Regardless, this week that was starting off all about the tension on the street in front of Parliament but with this turn of events, that focus will now be partially shifted to a conference room in the Sir. John A. MacDonald building on Wednesday morning. Sure January has been a very long month so far, but depending on what happens over the next few days, Erin O’Toole’s February will either feel just as long, or could be over far quicker than he ever would have imagined. Crazy days folks, stay tuned for more.
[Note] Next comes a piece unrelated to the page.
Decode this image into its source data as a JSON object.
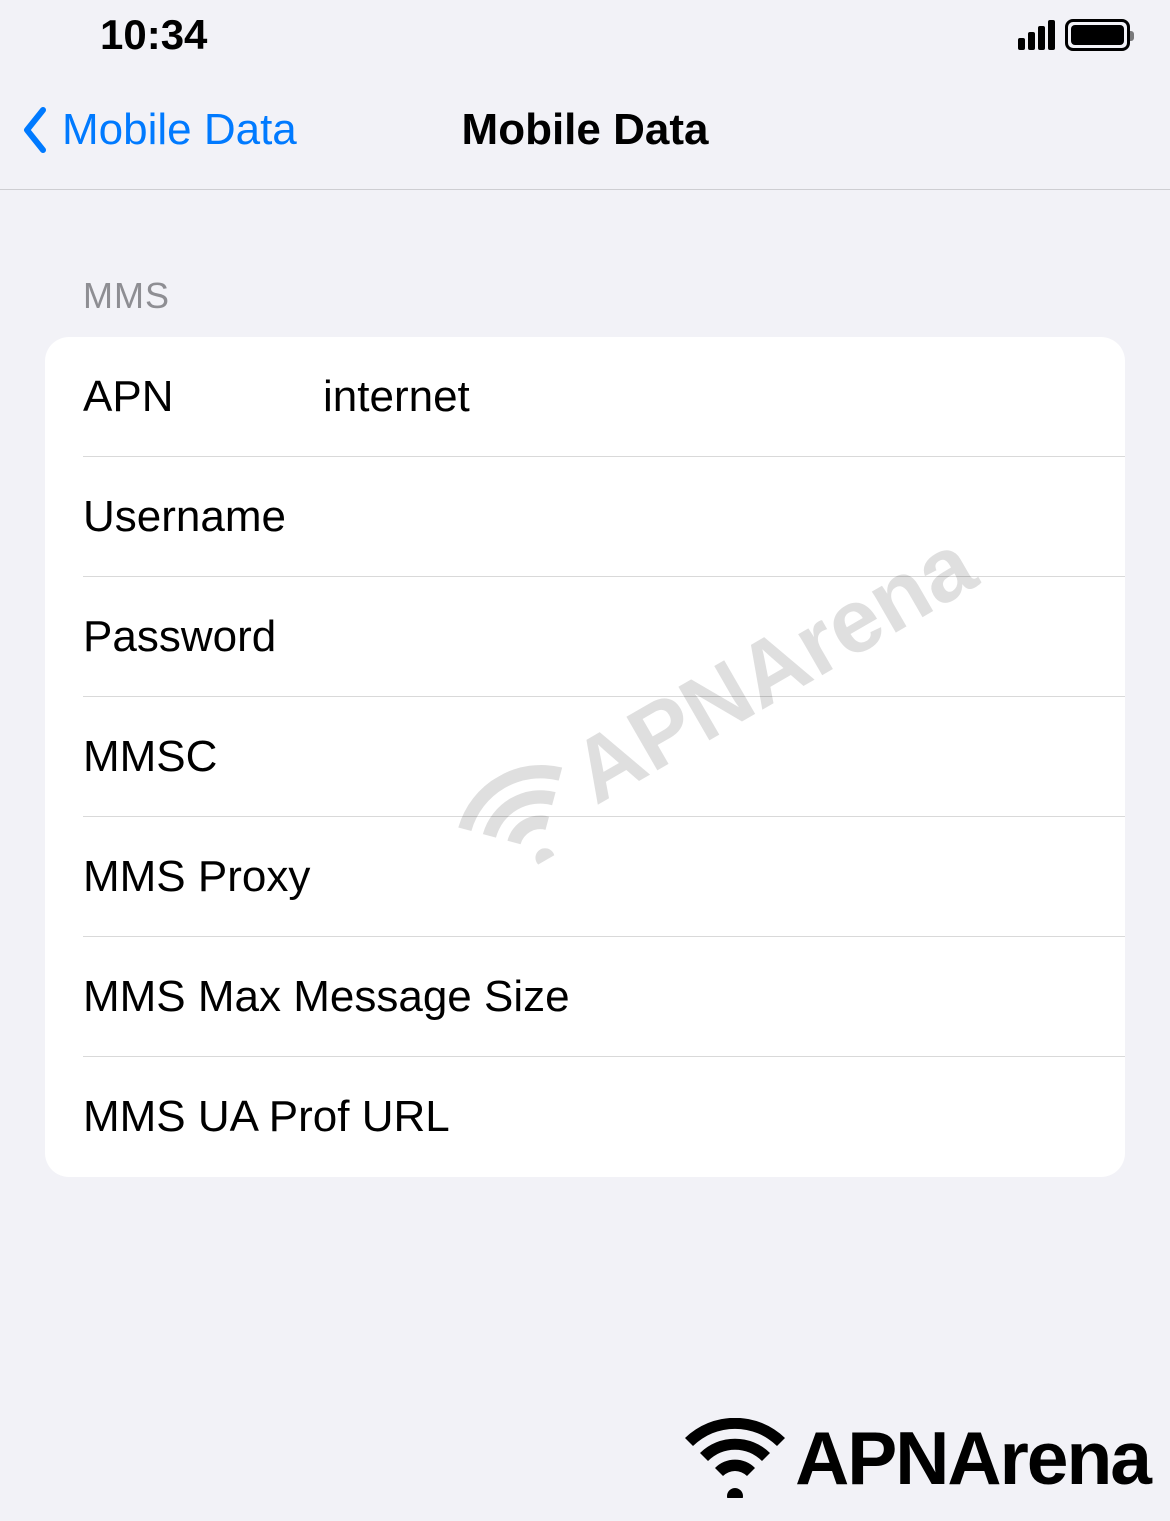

UPDATE #3: January 31, 2022 @9:43 PM – I’m feeling like the DJ Khalid of #cdnpoli tonight because here comes another one, this time with Conservative MP Garnett Genuis taking aim at Mr. O’Toole on Twitter. That’s the kind of statement you can’t take back, and usually means that somebody has to go. Things appear to be spinning out of control pretty quickly now that the dam has broken:

UPDATE #2: January 31, 2022 @ 9:11 PM – As the night continues, the hits just keep coming, this time from one of the biggest names in the Conservative moment, Jenni Byrne. The movement is moving fast, and there is no mincing of words tonight:

UPDATE #1: January 31, 2022 @ 8:45 PM – More details coming out about this move to boot O’Toole, and amazingly it appears to be coming from one of the best things he did; getting his party to give unanimous support to pass the Conversion Therapy Ban. And Andrew Scheer wants to be given back the keys to Stornoway, on a temporary basis (insert your own jokes here). Wow man, wow!